China’s leaders took advantage of President Obama’s absence during the Asia-Pacific Economic Cooperation summit last week to play up China’s increasingly dominant role as the engine of growth and trade in Asia. But beyond that, Mr. Larsen said, China hopes to encourage other nations to start using its own currency, the yuan, as a replacement for the U.S. dollar in world trade and banking.

“All of this will advance that agenda,” he said, referring to the shutdown and deadlock that shook markets around the world in the past two weeks. “The geopolitics of it is, China can say ‘Look, we have our own currency’” and point out how the yuan is increasingly being used in trade to avoid the volatility and instability of the U.S. dollar and securities markets.

The debt crisis did a lot to burnish the reputation of the yuan, which rose to a record high against the dollar during the shutdown, under the coaxing of Beijing authorities. China also authorized trading of the yuan for the first time in London last week, giving traders on Fleet Street a quota equivalent to $13 billion to invest in China’s securities markets on behalf of clients around the world.

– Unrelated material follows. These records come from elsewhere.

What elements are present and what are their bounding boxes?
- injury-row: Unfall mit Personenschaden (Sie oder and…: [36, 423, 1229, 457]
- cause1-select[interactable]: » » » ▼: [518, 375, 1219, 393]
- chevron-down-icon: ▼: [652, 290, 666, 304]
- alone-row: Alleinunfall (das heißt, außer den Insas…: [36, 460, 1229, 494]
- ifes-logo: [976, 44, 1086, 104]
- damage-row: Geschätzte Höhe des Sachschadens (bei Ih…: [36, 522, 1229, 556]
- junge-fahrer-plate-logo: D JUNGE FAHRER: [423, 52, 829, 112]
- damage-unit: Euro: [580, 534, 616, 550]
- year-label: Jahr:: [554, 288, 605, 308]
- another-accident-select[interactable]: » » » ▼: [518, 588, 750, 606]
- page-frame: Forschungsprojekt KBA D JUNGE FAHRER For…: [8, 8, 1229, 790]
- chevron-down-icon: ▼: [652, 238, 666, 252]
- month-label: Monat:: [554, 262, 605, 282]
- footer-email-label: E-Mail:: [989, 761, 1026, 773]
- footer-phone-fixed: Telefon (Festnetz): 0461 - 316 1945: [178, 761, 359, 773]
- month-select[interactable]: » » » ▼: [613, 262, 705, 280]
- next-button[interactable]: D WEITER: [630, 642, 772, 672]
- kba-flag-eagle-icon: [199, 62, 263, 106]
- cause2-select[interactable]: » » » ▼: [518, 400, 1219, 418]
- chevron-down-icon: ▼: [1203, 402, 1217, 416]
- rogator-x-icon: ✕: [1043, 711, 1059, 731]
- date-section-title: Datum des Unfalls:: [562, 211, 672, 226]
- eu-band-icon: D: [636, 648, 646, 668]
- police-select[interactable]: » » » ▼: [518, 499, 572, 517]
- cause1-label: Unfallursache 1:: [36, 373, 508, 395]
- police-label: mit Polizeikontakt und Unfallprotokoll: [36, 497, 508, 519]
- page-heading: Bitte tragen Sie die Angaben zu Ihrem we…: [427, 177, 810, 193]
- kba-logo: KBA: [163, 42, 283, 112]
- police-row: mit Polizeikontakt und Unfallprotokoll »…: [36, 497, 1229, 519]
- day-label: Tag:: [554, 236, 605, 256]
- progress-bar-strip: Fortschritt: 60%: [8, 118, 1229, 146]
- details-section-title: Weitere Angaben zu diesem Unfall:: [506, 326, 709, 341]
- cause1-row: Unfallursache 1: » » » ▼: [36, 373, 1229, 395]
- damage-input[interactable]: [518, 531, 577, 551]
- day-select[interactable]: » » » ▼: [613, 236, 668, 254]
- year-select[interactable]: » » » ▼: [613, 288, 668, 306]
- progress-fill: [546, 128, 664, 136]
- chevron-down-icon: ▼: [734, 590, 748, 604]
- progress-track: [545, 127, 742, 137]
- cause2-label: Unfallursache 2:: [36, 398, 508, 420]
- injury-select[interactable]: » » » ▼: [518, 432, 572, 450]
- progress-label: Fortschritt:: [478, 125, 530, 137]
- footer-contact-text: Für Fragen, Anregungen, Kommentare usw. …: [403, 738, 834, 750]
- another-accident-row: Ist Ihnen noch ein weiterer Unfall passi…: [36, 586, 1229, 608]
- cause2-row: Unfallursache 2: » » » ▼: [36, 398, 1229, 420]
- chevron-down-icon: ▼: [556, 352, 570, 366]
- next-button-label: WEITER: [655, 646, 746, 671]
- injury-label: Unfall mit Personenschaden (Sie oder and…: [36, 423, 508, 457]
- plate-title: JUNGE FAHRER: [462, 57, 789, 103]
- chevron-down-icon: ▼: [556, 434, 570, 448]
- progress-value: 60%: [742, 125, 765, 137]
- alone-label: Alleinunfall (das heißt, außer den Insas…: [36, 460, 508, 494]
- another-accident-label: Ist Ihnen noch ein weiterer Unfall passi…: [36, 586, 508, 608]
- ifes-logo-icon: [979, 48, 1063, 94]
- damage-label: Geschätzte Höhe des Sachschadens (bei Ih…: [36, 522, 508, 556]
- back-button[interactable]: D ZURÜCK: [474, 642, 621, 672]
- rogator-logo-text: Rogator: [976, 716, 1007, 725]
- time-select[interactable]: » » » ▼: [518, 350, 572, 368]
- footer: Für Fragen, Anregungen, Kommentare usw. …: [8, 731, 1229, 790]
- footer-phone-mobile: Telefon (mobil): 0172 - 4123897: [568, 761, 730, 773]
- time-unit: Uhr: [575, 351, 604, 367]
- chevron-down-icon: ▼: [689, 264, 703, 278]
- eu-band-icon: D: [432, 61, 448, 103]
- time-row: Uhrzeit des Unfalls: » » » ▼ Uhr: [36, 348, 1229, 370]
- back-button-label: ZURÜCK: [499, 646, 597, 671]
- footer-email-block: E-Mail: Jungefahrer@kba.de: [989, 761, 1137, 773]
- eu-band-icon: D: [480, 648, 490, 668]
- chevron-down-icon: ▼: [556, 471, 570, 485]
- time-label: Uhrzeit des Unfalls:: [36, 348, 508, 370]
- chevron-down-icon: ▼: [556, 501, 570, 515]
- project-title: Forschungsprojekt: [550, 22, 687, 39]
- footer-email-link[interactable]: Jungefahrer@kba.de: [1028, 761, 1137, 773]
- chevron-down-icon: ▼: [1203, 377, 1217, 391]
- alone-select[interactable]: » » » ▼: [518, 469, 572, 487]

That was the latest step in China’s gradual internationalization of the yuan, a liberalization of the fixed-rate and closed currency regime that puts it on the path toward being a more suitable alternative to the U.S. dollar. Outside China, the yuan previously could be traded only in Hong Kong and Singapore.

Some analysts say China’s yuan or renminbi (RMB) is well on its way to replacing the dollar as the world’s predominant reserve currency, though many others dispute that.

Bundesbank executive board member Joachim Nagel recently told Zero Hedge that the Chinese currency is “already well on its way to becoming one of the future global reserve currencies,” thanks to its increasing convertibility. He noted that the percentage of world trade transactions that settled in RMB skyrocketed from near zero to around 12 percent in just two years between 2010 and 2012.

“China’s success to date in internationalizing the RMB has had huge implications,” said Anthony Harrington, an analyst with QFinance. Recent figures from the Bank of International Settlements “show that the RMB has finally made it into the league table of the world’s most actively traded currencies.”

Of course, the yuan still has a long way to go to displace the U.S. dollar, which can be used for payment or investment nearly everywhere around the world and is often sought out as an alternative to less-stable local currencies.

“At the moment, of course, the RMB is nowhere near open enough to be a reserve currency, but China’s new Premier has plans to change all that,” said Mr. Harrington.